Bitcoin and Benjamin Franklin
The New Nemesis
There is no doubt that the last cycles of elections worldwide, particularly in the U.S., have revealed several “elephants in the room” filled with hypocritic actions, psychological experiments subjecting the proletariat to new forms of manipulation, and through control under the guise of misinformation. The post-Cold War world moved from a good versus evil exposé to a world void of the enemies required to feed the West’s military-industrial-political establishment. In such a void, the illuminati in power sought a new nemesis to ensure the continuance of their power base, a foe that was easier to manipulate. The new opponent became the populus themselves.

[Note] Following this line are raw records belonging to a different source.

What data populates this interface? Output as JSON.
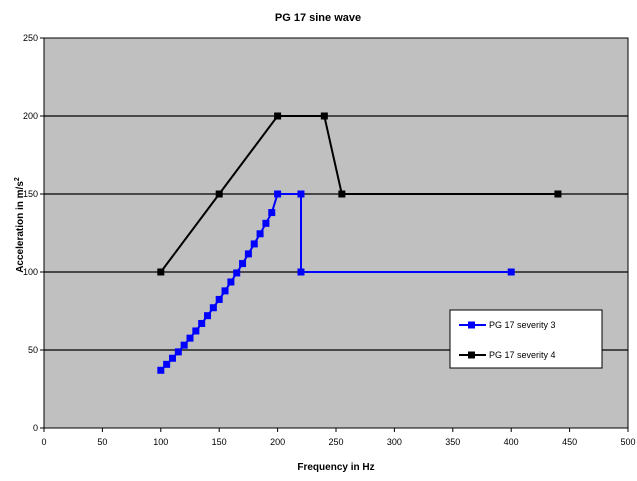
{
  "chart_data": {
    "type": "line",
    "title": "PG 17 sine wave",
    "xlabel": "Frequency in Hz",
    "ylabel_prefix": "Acceleration in m/s",
    "ylabel_sup": "2",
    "xlim": [
      0,
      500
    ],
    "ylim": [
      0,
      250
    ],
    "xticks": [
      "0",
      "50",
      "100",
      "150",
      "200",
      "250",
      "300",
      "350",
      "400",
      "450",
      "500"
    ],
    "yticks": [
      "0",
      "50",
      "100",
      "150",
      "200",
      "250"
    ],
    "grid": "horizontal",
    "plot_background": "#c0c0c0",
    "legend_position": "lower-right",
    "series": [
      {
        "name": "PG 17 severity 3",
        "color": "#0000ff",
        "marker": "square",
        "x": [
          100,
          105,
          110,
          115,
          120,
          125,
          130,
          135,
          140,
          145,
          150,
          155,
          160,
          165,
          170,
          175,
          180,
          185,
          190,
          195,
          200,
          220,
          220,
          400
        ],
        "y": [
          37,
          40.8,
          44.7,
          48.8,
          53.1,
          57.6,
          62.2,
          67.0,
          72.0,
          77.1,
          82.4,
          87.9,
          93.6,
          99.4,
          105.4,
          111.6,
          118.0,
          124.5,
          131.2,
          138.1,
          150,
          150,
          100,
          100
        ]
      },
      {
        "name": "PG 17 severity 4",
        "color": "#000000",
        "marker": "square",
        "x": [
          100,
          150,
          200,
          240,
          255,
          440
        ],
        "y": [
          100,
          150,
          200,
          200,
          150,
          150
        ]
      }
    ]
  }
}
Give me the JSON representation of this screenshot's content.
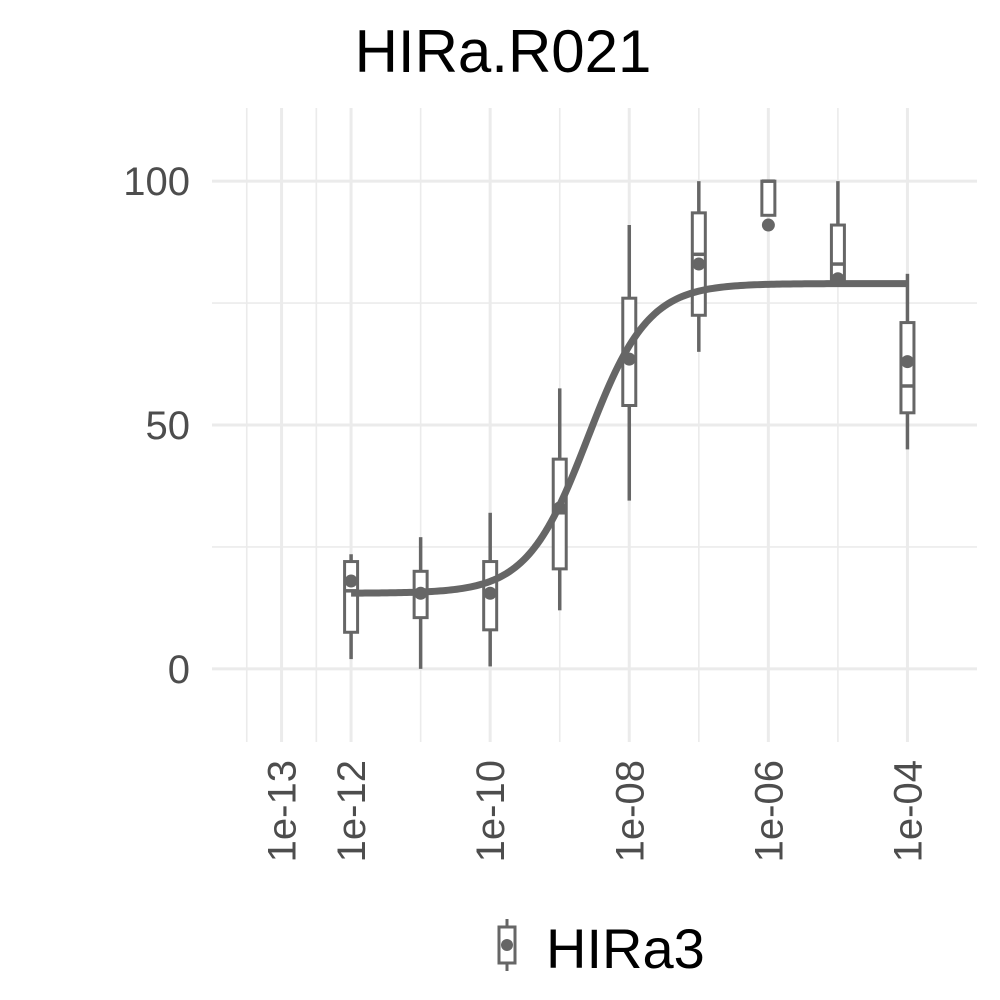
{
  "chart_data": {
    "type": "boxplot",
    "title": "HIRa.R021",
    "xlabel": "",
    "ylabel": "",
    "x_scale": "log10",
    "xlim": [
      1e-14,
      0.001
    ],
    "ylim": [
      -15,
      115
    ],
    "y_ticks": [
      0,
      50,
      100
    ],
    "y_tick_labels": [
      "0",
      "50",
      "100"
    ],
    "x_ticks": [
      1e-13,
      1e-12,
      1e-10,
      1e-08,
      1e-06,
      0.0001
    ],
    "x_tick_labels": [
      "1e-13",
      "1e-12",
      "1e-10",
      "1e-08",
      "1e-06",
      "1e-04"
    ],
    "grid": true,
    "legend_position": "bottom",
    "colors": {
      "series": "#666666",
      "grid": "#ebebeb",
      "text": "#4d4d4d"
    },
    "series": [
      {
        "name": "HIRa3",
        "boxes": [
          {
            "x": 1e-12,
            "whisker_low": 2,
            "q1": 7.5,
            "median": 16,
            "q3": 22,
            "whisker_high": 23.5,
            "mean": 18
          },
          {
            "x": 1e-11,
            "whisker_low": 0,
            "q1": 10.5,
            "median": 15,
            "q3": 20,
            "whisker_high": 27,
            "mean": 15.5
          },
          {
            "x": 1e-10,
            "whisker_low": 0.5,
            "q1": 8,
            "median": 15,
            "q3": 22,
            "whisker_high": 32,
            "mean": 15.5
          },
          {
            "x": 1e-09,
            "whisker_low": 12,
            "q1": 20.5,
            "median": 32,
            "q3": 43,
            "whisker_high": 57.5,
            "mean": 33
          },
          {
            "x": 1e-08,
            "whisker_low": 34.5,
            "q1": 54,
            "median": 63.5,
            "q3": 76,
            "whisker_high": 91,
            "mean": 63.5
          },
          {
            "x": 1e-07,
            "whisker_low": 65,
            "q1": 72.5,
            "median": 85,
            "q3": 93.5,
            "whisker_high": 100,
            "mean": 83
          },
          {
            "x": 1e-06,
            "whisker_low": 93,
            "q1": 93,
            "median": 100,
            "q3": 100,
            "whisker_high": 100,
            "mean": 91
          },
          {
            "x": 1e-05,
            "whisker_low": 79,
            "q1": 79.5,
            "median": 83,
            "q3": 91,
            "whisker_high": 100,
            "mean": 80
          },
          {
            "x": 0.0001,
            "whisker_low": 45,
            "q1": 52.5,
            "median": 58,
            "q3": 71,
            "whisker_high": 81,
            "mean": 63
          }
        ],
        "fit_curve": {
          "type": "4PL",
          "bottom": 15.5,
          "top": 79,
          "log_ec50": -8.6,
          "hill_slope": 1,
          "x_range": [
            1e-12,
            0.0001
          ]
        }
      }
    ]
  }
}
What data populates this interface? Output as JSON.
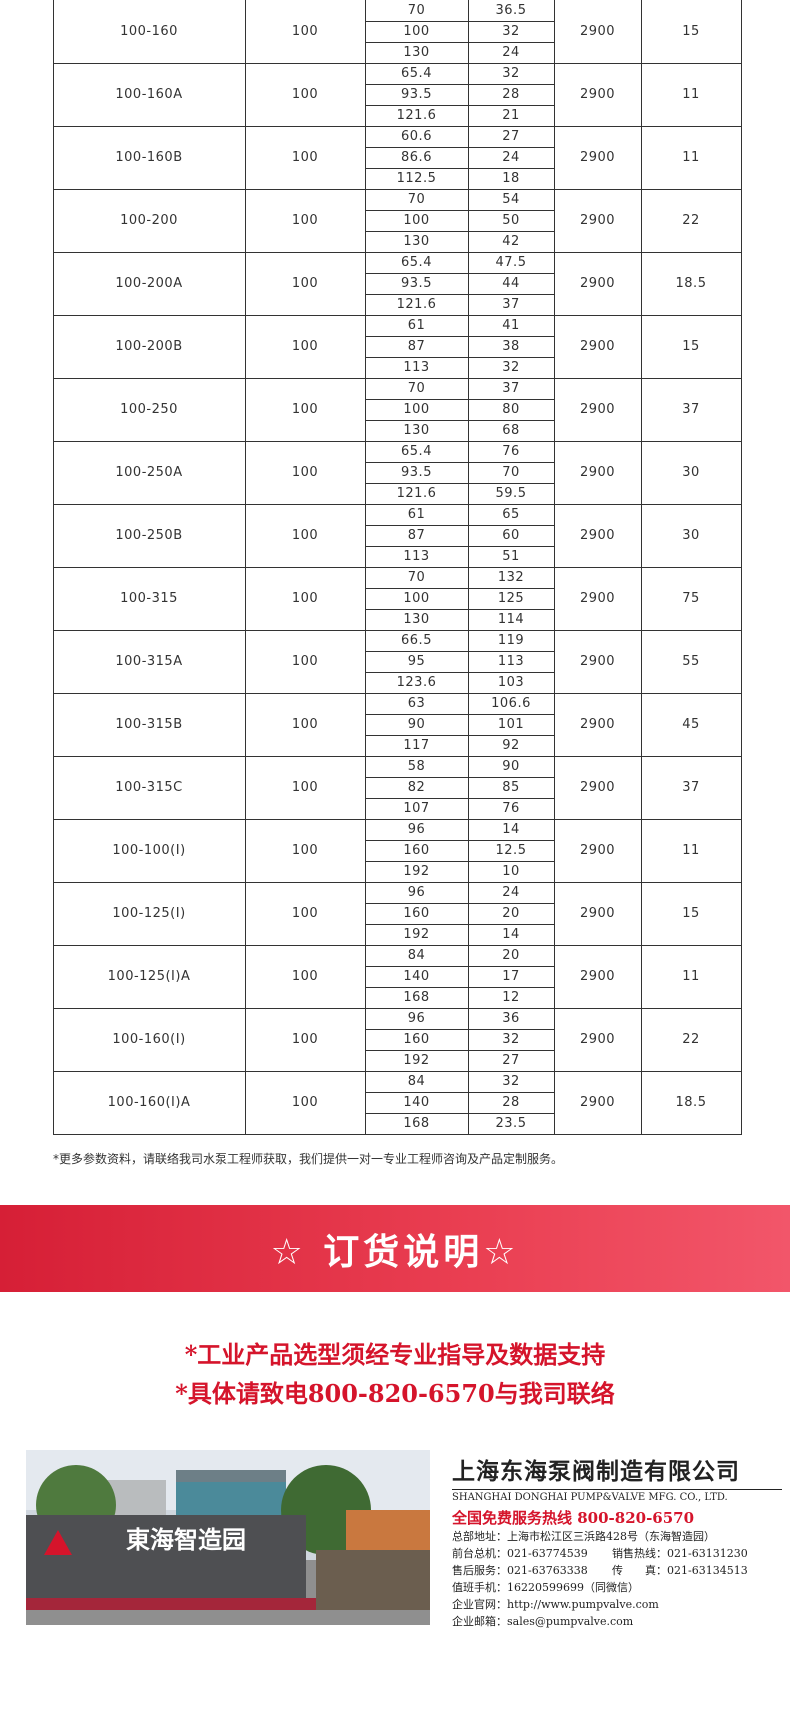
{
  "table": {
    "rows": [
      {
        "model": "100-160",
        "diameter": 100,
        "flow": [
          70,
          100,
          130
        ],
        "head": [
          36.5,
          32,
          24
        ],
        "speed": 2900,
        "power": 15
      },
      {
        "model": "100-160A",
        "diameter": 100,
        "flow": [
          65.4,
          93.5,
          121.6
        ],
        "head": [
          32,
          28,
          21
        ],
        "speed": 2900,
        "power": 11
      },
      {
        "model": "100-160B",
        "diameter": 100,
        "flow": [
          60.6,
          86.6,
          112.5
        ],
        "head": [
          27,
          24,
          18
        ],
        "speed": 2900,
        "power": 11
      },
      {
        "model": "100-200",
        "diameter": 100,
        "flow": [
          70,
          100,
          130
        ],
        "head": [
          54,
          50,
          42
        ],
        "speed": 2900,
        "power": 22
      },
      {
        "model": "100-200A",
        "diameter": 100,
        "flow": [
          65.4,
          93.5,
          121.6
        ],
        "head": [
          47.5,
          44,
          37
        ],
        "speed": 2900,
        "power": 18.5
      },
      {
        "model": "100-200B",
        "diameter": 100,
        "flow": [
          61,
          87,
          113
        ],
        "head": [
          41,
          38,
          32
        ],
        "speed": 2900,
        "power": 15
      },
      {
        "model": "100-250",
        "diameter": 100,
        "flow": [
          70,
          100,
          130
        ],
        "head": [
          37,
          80,
          68
        ],
        "speed": 2900,
        "power": 37
      },
      {
        "model": "100-250A",
        "diameter": 100,
        "flow": [
          65.4,
          93.5,
          121.6
        ],
        "head": [
          76,
          70,
          59.5
        ],
        "speed": 2900,
        "power": 30
      },
      {
        "model": "100-250B",
        "diameter": 100,
        "flow": [
          61,
          87,
          113
        ],
        "head": [
          65,
          60,
          51
        ],
        "speed": 2900,
        "power": 30
      },
      {
        "model": "100-315",
        "diameter": 100,
        "flow": [
          70,
          100,
          130
        ],
        "head": [
          132,
          125,
          114
        ],
        "speed": 2900,
        "power": 75
      },
      {
        "model": "100-315A",
        "diameter": 100,
        "flow": [
          66.5,
          95,
          123.6
        ],
        "head": [
          119,
          113,
          103
        ],
        "speed": 2900,
        "power": 55
      },
      {
        "model": "100-315B",
        "diameter": 100,
        "flow": [
          63,
          90,
          117
        ],
        "head": [
          106.6,
          101,
          92
        ],
        "speed": 2900,
        "power": 45
      },
      {
        "model": "100-315C",
        "diameter": 100,
        "flow": [
          58,
          82,
          107
        ],
        "head": [
          90,
          85,
          76
        ],
        "speed": 2900,
        "power": 37
      },
      {
        "model": "100-100(I)",
        "diameter": 100,
        "flow": [
          96,
          160,
          192
        ],
        "head": [
          14,
          12.5,
          10
        ],
        "speed": 2900,
        "power": 11
      },
      {
        "model": "100-125(I)",
        "diameter": 100,
        "flow": [
          96,
          160,
          192
        ],
        "head": [
          24,
          20,
          14
        ],
        "speed": 2900,
        "power": 15
      },
      {
        "model": "100-125(I)A",
        "diameter": 100,
        "flow": [
          84,
          140,
          168
        ],
        "head": [
          20,
          17,
          12
        ],
        "speed": 2900,
        "power": 11
      },
      {
        "model": "100-160(I)",
        "diameter": 100,
        "flow": [
          96,
          160,
          192
        ],
        "head": [
          36,
          32,
          27
        ],
        "speed": 2900,
        "power": 22
      },
      {
        "model": "100-160(I)A",
        "diameter": 100,
        "flow": [
          84,
          140,
          168
        ],
        "head": [
          32,
          28,
          23.5
        ],
        "speed": 2900,
        "power": 18.5
      }
    ]
  },
  "note": "*更多参数资料，请联络我司水泵工程师获取，我们提供一对一专业工程师咨询及产品定制服务。",
  "banner": {
    "title": "☆ 订货说明☆"
  },
  "order_lines": [
    "*工业产品选型须经专业指导及数据支持",
    "*具体请致电800-820-6570与我司联络"
  ],
  "photo": {
    "sign": "東海智造园"
  },
  "company": {
    "name_cn": "上海东海泵阀制造有限公司",
    "name_en": "SHANGHAI DONGHAI PUMP&VALVE MFG. CO., LTD.",
    "hotline": "全国免费服务热线  800-820-6570",
    "lines": [
      [
        "总部地址：上海市松江区三浜路428号（东海智造园）"
      ],
      [
        "前台总机：021-63774539",
        "销售热线：021-63131230"
      ],
      [
        "售后服务：021-63763338",
        "传　　真：021-63134513"
      ],
      [
        "值班手机：16220599699（同微信）"
      ],
      [
        "企业官网：http://www.pumpvalve.com"
      ],
      [
        "企业邮箱：sales@pumpvalve.com"
      ]
    ]
  }
}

What one may overlook is that this passage to dominate the proletariat began long before the Cold War ended. It grew from the seeds of the many self-serving efforts to improve the educational systems of the West, from the guises to protect “non-sophisticated” investors from making their own financial decisions that may tread on Wall-Street, and from the pretext to save democracy, the dollar and the market system.
The False Fiat Victory
Today, the military-industrial-political establishment claims an implicit near total victory over the 99% built on a series of skirmishes that stretch back to the 1980s, where the battles began in earnest. They were the era of deregulation, Wall-Street wolves, and the rise of financial engineering that one might alternatively call the Perestroika of money. I view the 1980s as the turning point for Western civilization. The period looked so good coming off the stagflation, economic and political decline, and war-torn and hostage-filled 1970s. However, the socio-monetary battles that ensued aimed to squash Plebians spanning from dominating their means of education, wealth creation, transport, eating and working habits and thoughts, among other areas.

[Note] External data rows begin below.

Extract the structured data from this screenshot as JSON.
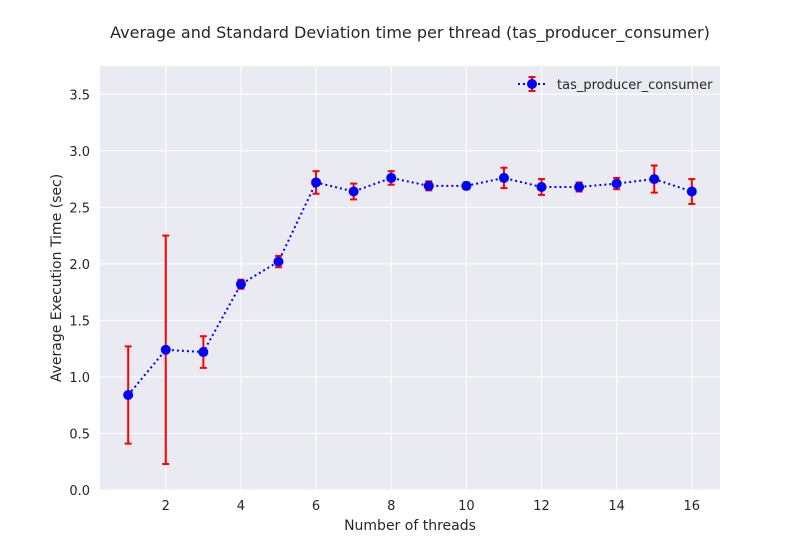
{
  "chart_data": {
    "type": "line",
    "title": "Average and Standard Deviation time per thread (tas_producer_consumer)",
    "xlabel": "Number of threads",
    "ylabel": "Average Execution Time (sec)",
    "xlim": [
      0.25,
      16.75
    ],
    "ylim": [
      0,
      3.75
    ],
    "xticks": [
      2,
      4,
      6,
      8,
      10,
      12,
      14,
      16
    ],
    "yticks": [
      0.0,
      0.5,
      1.0,
      1.5,
      2.0,
      2.5,
      3.0,
      3.5
    ],
    "ytick_labels": [
      "0.0",
      "0.5",
      "1.0",
      "1.5",
      "2.0",
      "2.5",
      "3.0",
      "3.5"
    ],
    "grid": true,
    "legend_position": "top-right",
    "series": [
      {
        "name": "tas_producer_consumer",
        "line_color": "#0000ff",
        "line_style": "dotted",
        "marker_color": "#0000ff",
        "error_color": "#ff0000",
        "x": [
          1,
          2,
          3,
          4,
          5,
          6,
          7,
          8,
          9,
          10,
          11,
          12,
          13,
          14,
          15,
          16
        ],
        "y": [
          0.84,
          1.24,
          1.22,
          1.82,
          2.02,
          2.72,
          2.64,
          2.76,
          2.69,
          2.69,
          2.76,
          2.68,
          2.68,
          2.71,
          2.75,
          2.64
        ],
        "yerr": [
          0.43,
          1.01,
          0.14,
          0.04,
          0.05,
          0.1,
          0.07,
          0.06,
          0.04,
          0.03,
          0.09,
          0.07,
          0.04,
          0.05,
          0.12,
          0.11
        ]
      }
    ]
  }
}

If you don’t accept that the 1980s imposed such vast societal changes on us, consider that it held the birth of PEOPLExpress, the first low-cost airline where, we, the public was told that this was the future for aviation and travel with no more reserved seats or meals. The decade saw the rise of finance as the number one area of study selected by the college-age generation. Graduates were taught to forget “real” work as the future revolved only around moving money from A to B. Our food chains jumped over the cliff and continue the decline well into the 90s and beyond with innovations such as “Olestra”, the fat substitute that not only claimed to reduce your calorie intake, but offer you a side of abdominal cramping and loose stools as was printed on the warning label of all products containing it. And, for the tree-huggers reading this, the decade saw the disappearance of glass bottles replaced by the Tetra Pak plastic generation.